The second is by reader PLJ, in response to above:

Gerbby, you’re on to something. I’ve noticed a similar phenomenon watching my daughter navigate from junior high to high school.

There’s nothing quite like having your 12-year-old come home from school and start ticking off which of her classmates are “bi”. I told my daughter it was statistically impossible for there to be that many bisexual students in her class, and that for most girls (and they all were girls), 7th grade was entirely too early to make pronouncements on their sexuality. In return I got a lot of babble about gender being fluid and non-binary.

I called a friend with another 7th-grader and asked her what the hell was going on. “Where have you been?” she laughed. “At least a third of the girls are calling themselves ‘bi’”. Man, did I loathe that 7th-grade year.

Adolescents want to feel unique and special without having to accomplish or earn anything unique and special. It’s just that stage of life. Now, thanks to SJW megaphones like Tumblr, they can declare themselves any one of a growing array of gender identities and BOOM! They’re unique and special. Moreover, they’re victimized, which really takes the unique and special to a whole ‘nother level.

The culture celebrates victims simply for existing as victims. Even our schools partake in it. Every year, my kids’ school hosts a Challenge Day program — six hours in the gym with 100+ of your classmates with no breaks.
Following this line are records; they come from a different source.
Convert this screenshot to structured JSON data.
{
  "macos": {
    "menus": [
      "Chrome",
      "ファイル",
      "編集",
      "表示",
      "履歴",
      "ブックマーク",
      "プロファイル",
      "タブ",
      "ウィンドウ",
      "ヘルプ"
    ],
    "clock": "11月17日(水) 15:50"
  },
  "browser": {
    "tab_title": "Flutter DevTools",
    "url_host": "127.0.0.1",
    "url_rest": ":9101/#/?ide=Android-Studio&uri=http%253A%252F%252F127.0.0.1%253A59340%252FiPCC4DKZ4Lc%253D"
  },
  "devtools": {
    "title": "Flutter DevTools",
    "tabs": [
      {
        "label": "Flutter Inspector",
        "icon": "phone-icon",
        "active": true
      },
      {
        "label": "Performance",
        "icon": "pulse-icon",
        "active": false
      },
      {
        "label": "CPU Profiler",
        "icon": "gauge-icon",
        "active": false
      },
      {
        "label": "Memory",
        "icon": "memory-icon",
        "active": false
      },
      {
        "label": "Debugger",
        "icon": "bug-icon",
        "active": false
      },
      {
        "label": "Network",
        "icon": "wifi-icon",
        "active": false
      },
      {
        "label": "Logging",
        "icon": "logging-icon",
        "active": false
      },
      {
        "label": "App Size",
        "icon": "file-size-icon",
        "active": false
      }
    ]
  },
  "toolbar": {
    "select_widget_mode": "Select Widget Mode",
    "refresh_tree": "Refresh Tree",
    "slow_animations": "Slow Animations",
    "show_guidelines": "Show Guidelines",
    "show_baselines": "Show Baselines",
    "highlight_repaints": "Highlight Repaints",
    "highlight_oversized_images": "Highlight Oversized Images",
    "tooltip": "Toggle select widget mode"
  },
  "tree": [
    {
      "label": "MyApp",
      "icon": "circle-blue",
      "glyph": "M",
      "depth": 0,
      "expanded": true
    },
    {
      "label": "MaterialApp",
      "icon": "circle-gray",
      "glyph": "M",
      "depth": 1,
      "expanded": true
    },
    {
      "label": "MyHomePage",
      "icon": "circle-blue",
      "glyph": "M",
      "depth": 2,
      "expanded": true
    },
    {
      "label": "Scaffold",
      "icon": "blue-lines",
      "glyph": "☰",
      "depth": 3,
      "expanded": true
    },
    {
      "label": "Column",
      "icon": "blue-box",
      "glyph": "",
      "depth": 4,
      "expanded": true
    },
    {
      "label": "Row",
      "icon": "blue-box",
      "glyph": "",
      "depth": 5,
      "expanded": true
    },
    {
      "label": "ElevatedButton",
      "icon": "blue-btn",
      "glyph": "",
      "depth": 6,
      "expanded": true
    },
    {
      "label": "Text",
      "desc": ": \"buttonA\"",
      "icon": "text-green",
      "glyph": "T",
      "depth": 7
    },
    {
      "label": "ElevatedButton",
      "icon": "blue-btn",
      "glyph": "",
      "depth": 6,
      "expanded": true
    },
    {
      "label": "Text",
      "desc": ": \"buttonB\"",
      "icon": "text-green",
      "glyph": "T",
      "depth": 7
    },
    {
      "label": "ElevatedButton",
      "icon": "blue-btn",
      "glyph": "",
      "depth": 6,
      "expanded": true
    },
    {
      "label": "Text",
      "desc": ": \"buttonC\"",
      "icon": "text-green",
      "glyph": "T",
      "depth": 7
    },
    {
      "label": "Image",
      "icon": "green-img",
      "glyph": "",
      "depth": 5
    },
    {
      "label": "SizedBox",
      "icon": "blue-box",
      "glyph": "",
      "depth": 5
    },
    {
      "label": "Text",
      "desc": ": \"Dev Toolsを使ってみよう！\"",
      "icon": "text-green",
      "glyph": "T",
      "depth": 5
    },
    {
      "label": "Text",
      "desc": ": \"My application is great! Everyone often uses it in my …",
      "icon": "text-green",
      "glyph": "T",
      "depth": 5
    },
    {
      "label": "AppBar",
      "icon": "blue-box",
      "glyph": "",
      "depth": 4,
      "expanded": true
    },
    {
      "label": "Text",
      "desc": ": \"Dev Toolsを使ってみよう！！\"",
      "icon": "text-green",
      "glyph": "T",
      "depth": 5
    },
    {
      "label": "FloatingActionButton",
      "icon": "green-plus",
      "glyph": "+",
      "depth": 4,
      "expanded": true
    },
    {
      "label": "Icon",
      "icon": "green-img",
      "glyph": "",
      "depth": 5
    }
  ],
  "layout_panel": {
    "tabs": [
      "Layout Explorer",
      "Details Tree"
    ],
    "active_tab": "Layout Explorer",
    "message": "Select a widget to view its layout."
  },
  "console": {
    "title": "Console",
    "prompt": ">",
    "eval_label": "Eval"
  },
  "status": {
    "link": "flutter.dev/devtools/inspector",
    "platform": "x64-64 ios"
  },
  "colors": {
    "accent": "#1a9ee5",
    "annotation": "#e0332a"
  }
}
Six hours of “exercises” designed to “break down facades” and get students to reveal their “true selves”. Adults asking kids if they — or anyone they know — has ever been the victim of racism, homophobia, abuse. Adults handing twelve-year-olds a microphone and asking them to complete the sentence: “If you really knew me, you’d know that I . . . ” Disclose pain and victimization to a gym-ful of your peers? You get a gym-ful of applause. What a great lesson for the most narcissistic generation yet.

We didn’t allow our kids to participate. In a class of nearly 400, our kids were the only 2 to opt out. They sat in the library all day. The bus ride home had a few sobbing girls, but they couldn’t talk about Challenge Day — that would break the “trust”. Nope. Nothing creepy there.

Now, I’m not suggesting things like Tumblr or Challenge Day are going to actually cause transgenderism. I believe it’s a medical condition and I believe you’re born with it. But I do believe the culture at large and as it stands is going to encourage more lost and unmoored individuals to declare themselves transgendered, transracial, trans-species, or whatever type of “trans” will confer the attention and uniqueness that comes with victim status.

These people are destroying lives with bad ideas. And they must be fought. Again: I agree with Brooks that we orthodox Christians have almost entirely lost the culture war regarding the Sexual Revolution. But we cannot afford to become collaborators. To continue the war metaphor, we have no choice but to form a resistance to the Occupation, if only to save our own children and grandchildren from this insanity.